Capítulo 1417: El Tercer Tesoro Profundo Celestial

Región Divina Oriental, espacio.

Dos figuras, una dorada y otra plateada, se deslizaron más allá de las estrellas como meteoritos, dejando un rastro de luz profunda anormalmente largo antes de que se disiparan naturalmente… No, se movían más rápido que los meteoritos, tan rápido que estaba más allá de la comprensión de un practicante en el camino divino-.

Sin embargo, de repente se detuvieron mientras realizaban un viaje de ida hacia el norte.

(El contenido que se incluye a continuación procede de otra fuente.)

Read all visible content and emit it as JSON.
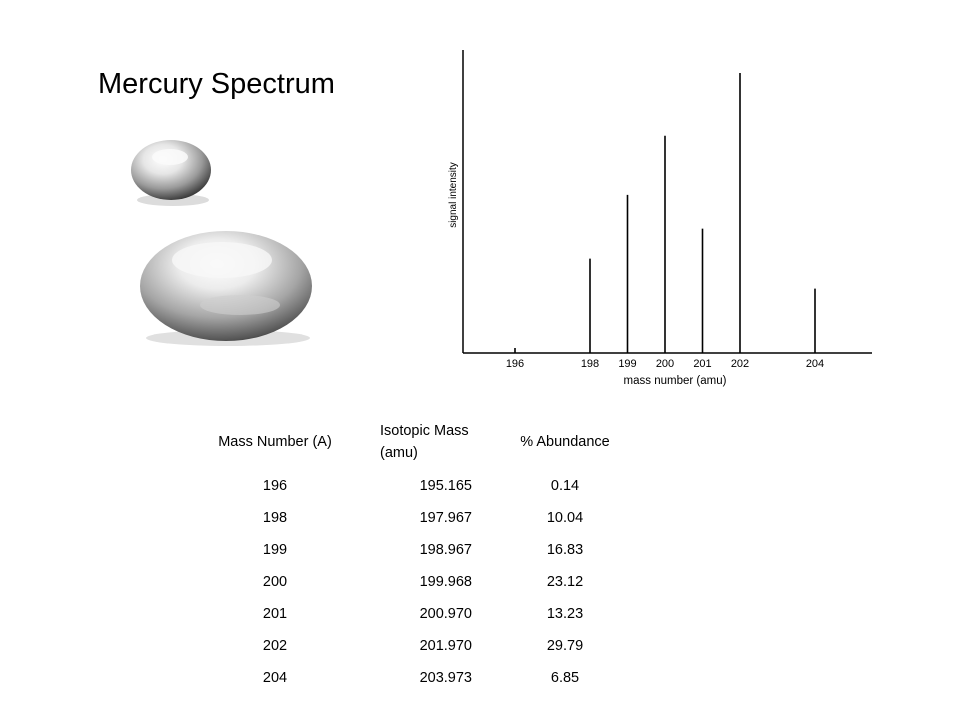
{
  "title": "Mercury Spectrum",
  "chart_data": {
    "type": "bar",
    "xlabel": "mass number (amu)",
    "ylabel": "signal intensity",
    "categories": [
      "196",
      "198",
      "199",
      "200",
      "201",
      "202",
      "204"
    ],
    "values": [
      0.14,
      10.04,
      16.83,
      23.12,
      13.23,
      29.79,
      6.85
    ],
    "grid": false
  },
  "table": {
    "headers": [
      "Mass Number (A)",
      "Isotopic Mass (amu)",
      "% Abundance"
    ],
    "rows": [
      [
        "196",
        "195.165",
        "0.14"
      ],
      [
        "198",
        "197.967",
        "10.04"
      ],
      [
        "199",
        "198.967",
        "16.83"
      ],
      [
        "200",
        "199.968",
        "23.12"
      ],
      [
        "201",
        "200.970",
        "13.23"
      ],
      [
        "202",
        "201.970",
        "29.79"
      ],
      [
        "204",
        "203.973",
        "6.85"
      ]
    ]
  },
  "image": {
    "subject": "mercury droplets"
  }
}
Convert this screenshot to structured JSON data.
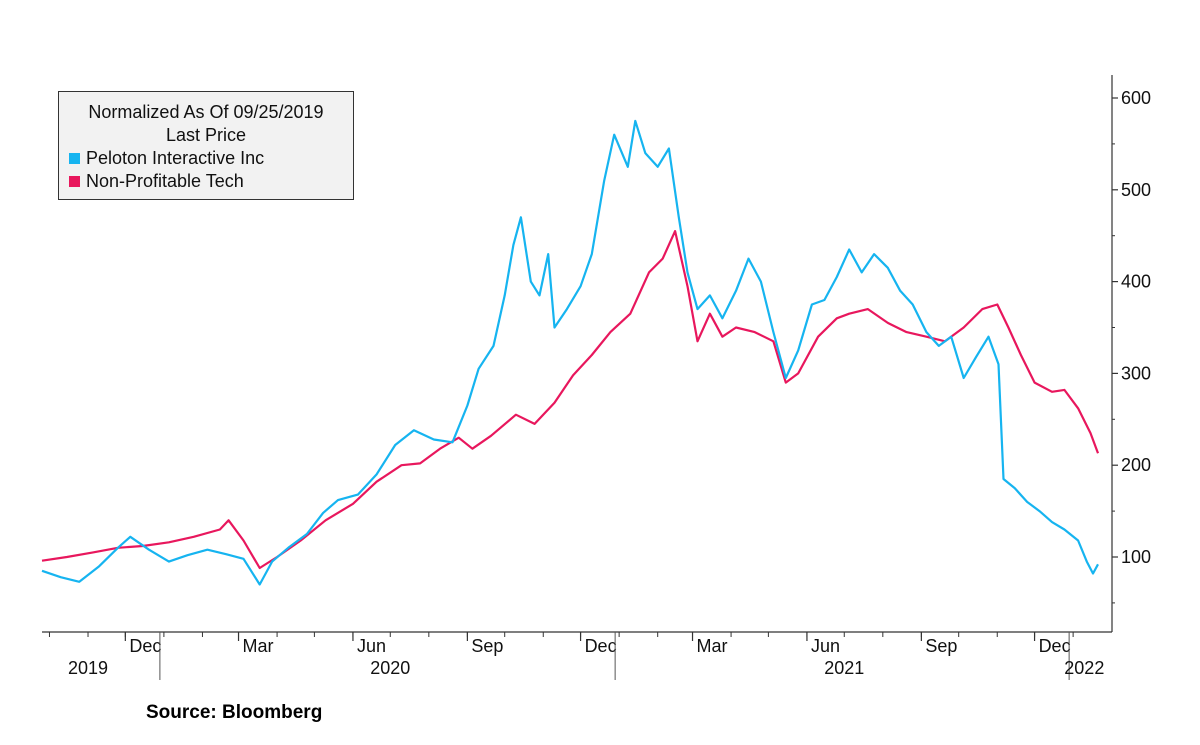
{
  "legend": {
    "title_line1": "Normalized As Of 09/25/2019",
    "title_line2": "Last Price",
    "entries": [
      {
        "label": "Peloton Interactive Inc",
        "color": "#16b4f0"
      },
      {
        "label": "Non-Profitable Tech",
        "color": "#e8175d"
      }
    ]
  },
  "source": "Source: Bloomberg",
  "chart_data": {
    "type": "line",
    "title": "",
    "xlabel": "",
    "ylabel": "",
    "ylim": [
      30,
      620
    ],
    "xlim": [
      "2019-09-25",
      "2022-01-21"
    ],
    "yticks": [
      100,
      200,
      300,
      400,
      500,
      600
    ],
    "month_ticks": [
      {
        "date": "2019-12-01",
        "label": "Dec"
      },
      {
        "date": "2020-03-01",
        "label": "Mar"
      },
      {
        "date": "2020-06-01",
        "label": "Jun"
      },
      {
        "date": "2020-09-01",
        "label": "Sep"
      },
      {
        "date": "2020-12-01",
        "label": "Dec"
      },
      {
        "date": "2021-03-01",
        "label": "Mar"
      },
      {
        "date": "2021-06-01",
        "label": "Jun"
      },
      {
        "date": "2021-09-01",
        "label": "Sep"
      },
      {
        "date": "2021-12-01",
        "label": "Dec"
      }
    ],
    "year_labels": [
      {
        "date": "2019-11-01",
        "label": "2019"
      },
      {
        "date": "2020-07-01",
        "label": "2020"
      },
      {
        "date": "2021-07-01",
        "label": "2021"
      },
      {
        "date": "2022-01-10",
        "label": "2022"
      }
    ],
    "year_dividers": [
      "2020-01-01",
      "2021-01-01",
      "2022-01-01"
    ],
    "series": [
      {
        "name": "Peloton Interactive Inc",
        "color": "#16b4f0",
        "points": [
          [
            "2019-09-25",
            85
          ],
          [
            "2019-10-10",
            78
          ],
          [
            "2019-10-25",
            73
          ],
          [
            "2019-11-10",
            90
          ],
          [
            "2019-11-25",
            110
          ],
          [
            "2019-12-05",
            122
          ],
          [
            "2019-12-20",
            108
          ],
          [
            "2020-01-05",
            95
          ],
          [
            "2020-01-20",
            102
          ],
          [
            "2020-02-05",
            108
          ],
          [
            "2020-02-20",
            103
          ],
          [
            "2020-03-05",
            98
          ],
          [
            "2020-03-18",
            70
          ],
          [
            "2020-03-28",
            95
          ],
          [
            "2020-04-10",
            110
          ],
          [
            "2020-04-25",
            125
          ],
          [
            "2020-05-08",
            148
          ],
          [
            "2020-05-20",
            162
          ],
          [
            "2020-06-05",
            168
          ],
          [
            "2020-06-20",
            190
          ],
          [
            "2020-07-05",
            222
          ],
          [
            "2020-07-20",
            238
          ],
          [
            "2020-08-05",
            228
          ],
          [
            "2020-08-20",
            225
          ],
          [
            "2020-09-01",
            265
          ],
          [
            "2020-09-10",
            305
          ],
          [
            "2020-09-22",
            330
          ],
          [
            "2020-10-01",
            385
          ],
          [
            "2020-10-08",
            440
          ],
          [
            "2020-10-14",
            470
          ],
          [
            "2020-10-22",
            400
          ],
          [
            "2020-10-29",
            385
          ],
          [
            "2020-11-05",
            430
          ],
          [
            "2020-11-10",
            350
          ],
          [
            "2020-11-20",
            370
          ],
          [
            "2020-12-01",
            395
          ],
          [
            "2020-12-10",
            430
          ],
          [
            "2020-12-20",
            510
          ],
          [
            "2020-12-28",
            560
          ],
          [
            "2021-01-08",
            525
          ],
          [
            "2021-01-14",
            575
          ],
          [
            "2021-01-22",
            540
          ],
          [
            "2021-02-01",
            525
          ],
          [
            "2021-02-10",
            545
          ],
          [
            "2021-02-18",
            470
          ],
          [
            "2021-02-25",
            410
          ],
          [
            "2021-03-05",
            370
          ],
          [
            "2021-03-15",
            385
          ],
          [
            "2021-03-25",
            360
          ],
          [
            "2021-04-05",
            390
          ],
          [
            "2021-04-15",
            425
          ],
          [
            "2021-04-25",
            400
          ],
          [
            "2021-05-05",
            345
          ],
          [
            "2021-05-15",
            295
          ],
          [
            "2021-05-25",
            325
          ],
          [
            "2021-06-05",
            375
          ],
          [
            "2021-06-15",
            380
          ],
          [
            "2021-06-25",
            405
          ],
          [
            "2021-07-05",
            435
          ],
          [
            "2021-07-15",
            410
          ],
          [
            "2021-07-25",
            430
          ],
          [
            "2021-08-05",
            415
          ],
          [
            "2021-08-15",
            390
          ],
          [
            "2021-08-25",
            375
          ],
          [
            "2021-09-05",
            345
          ],
          [
            "2021-09-15",
            330
          ],
          [
            "2021-09-25",
            340
          ],
          [
            "2021-10-05",
            295
          ],
          [
            "2021-10-15",
            318
          ],
          [
            "2021-10-25",
            340
          ],
          [
            "2021-11-02",
            310
          ],
          [
            "2021-11-06",
            185
          ],
          [
            "2021-11-15",
            175
          ],
          [
            "2021-11-25",
            160
          ],
          [
            "2021-12-05",
            150
          ],
          [
            "2021-12-15",
            138
          ],
          [
            "2021-12-25",
            130
          ],
          [
            "2022-01-05",
            118
          ],
          [
            "2022-01-12",
            95
          ],
          [
            "2022-01-17",
            82
          ],
          [
            "2022-01-21",
            92
          ]
        ]
      },
      {
        "name": "Non-Profitable Tech",
        "color": "#e8175d",
        "points": [
          [
            "2019-09-25",
            96
          ],
          [
            "2019-10-15",
            100
          ],
          [
            "2019-11-05",
            105
          ],
          [
            "2019-11-25",
            110
          ],
          [
            "2019-12-15",
            112
          ],
          [
            "2020-01-05",
            116
          ],
          [
            "2020-01-25",
            122
          ],
          [
            "2020-02-15",
            130
          ],
          [
            "2020-02-22",
            140
          ],
          [
            "2020-03-05",
            118
          ],
          [
            "2020-03-18",
            88
          ],
          [
            "2020-04-01",
            100
          ],
          [
            "2020-04-20",
            118
          ],
          [
            "2020-05-10",
            140
          ],
          [
            "2020-06-01",
            158
          ],
          [
            "2020-06-20",
            182
          ],
          [
            "2020-07-10",
            200
          ],
          [
            "2020-07-25",
            202
          ],
          [
            "2020-08-10",
            218
          ],
          [
            "2020-08-25",
            230
          ],
          [
            "2020-09-05",
            218
          ],
          [
            "2020-09-20",
            232
          ],
          [
            "2020-10-10",
            255
          ],
          [
            "2020-10-25",
            245
          ],
          [
            "2020-11-10",
            268
          ],
          [
            "2020-11-25",
            298
          ],
          [
            "2020-12-10",
            320
          ],
          [
            "2020-12-25",
            345
          ],
          [
            "2021-01-10",
            365
          ],
          [
            "2021-01-25",
            410
          ],
          [
            "2021-02-05",
            425
          ],
          [
            "2021-02-15",
            455
          ],
          [
            "2021-02-25",
            395
          ],
          [
            "2021-03-05",
            335
          ],
          [
            "2021-03-15",
            365
          ],
          [
            "2021-03-25",
            340
          ],
          [
            "2021-04-05",
            350
          ],
          [
            "2021-04-20",
            345
          ],
          [
            "2021-05-05",
            335
          ],
          [
            "2021-05-15",
            290
          ],
          [
            "2021-05-25",
            300
          ],
          [
            "2021-06-10",
            340
          ],
          [
            "2021-06-25",
            360
          ],
          [
            "2021-07-05",
            365
          ],
          [
            "2021-07-20",
            370
          ],
          [
            "2021-08-05",
            355
          ],
          [
            "2021-08-20",
            345
          ],
          [
            "2021-09-05",
            340
          ],
          [
            "2021-09-20",
            335
          ],
          [
            "2021-10-05",
            350
          ],
          [
            "2021-10-20",
            370
          ],
          [
            "2021-11-01",
            375
          ],
          [
            "2021-11-10",
            350
          ],
          [
            "2021-11-20",
            320
          ],
          [
            "2021-12-01",
            290
          ],
          [
            "2021-12-15",
            280
          ],
          [
            "2021-12-25",
            282
          ],
          [
            "2022-01-05",
            262
          ],
          [
            "2022-01-15",
            235
          ],
          [
            "2022-01-21",
            213
          ]
        ]
      }
    ]
  }
}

Una figura púrpura apareció frente a ellos y conjuró una simple barrera de aislamiento. Su voz tranquila penetró en el espacio antes de entrar en sus oídos, “Ustedes dos parecen tener prisa. ¿A dónde podrían dirigirse?”

El universo entero en sí mismo pareció oscurecerse por sí solo cuando las dos figuras se detuvieron por completo. Fue porque la figura dorada era demasiado brillante y deslumbrante.

Tenía un cuerpo maravillosamente delgado y un espléndido cabello dorado. Llevaba un vestido completo que acentuaba su figura sofocantemente perfecta. Mientras miraba a la persona que bloqueaba su camino, los suaves labios detrás de la máscara dorada se curvaron en una sonrisa peligrosa, “¿Xia Qingyue? Oh, lo siento… quiero decir, Emperador Dios de la Luna. ¿Confío en que has estado bien desde la última vez que nos vimos?”

Los ojos de Xia Qingyue parecían un par de piscinas profundas, y junto a ella, su asistente Jin Yue estaba temblando incontrolablemente. Fue porque la persona que estaba frente a ellos… cabello dorado, vestido dorado, máscara dorada y una magnificencia impresionante que era imperdible incluso en el espacio…

¡Ella era Qianye Ying’er, la Diosa del Monarca Brahma!

¡Era la mujer más bonita, más grande y más aterradora de toda la Región Divina Oriental!

Había otra persona parada detrás de ella. Era un anciano diminuto con la espalda torcida y la cabeza inclinada. La ropa gris que llevaba era inusualmente grande, pudiendo ocultar completamente su físico de aspecto frágil. Su rostro también estaba oculto a la vista.

¿Él era Gu Zhu!

Xia Qingyue, Qianye Ying’er y Gu Zhu habían aparecido en el mismo espacio al mismo tiempo. Por un tiempo, cada estrella en los reinos estelares cercanos había dejado de moverse, y el universo se sentía tan silencioso como los muertos.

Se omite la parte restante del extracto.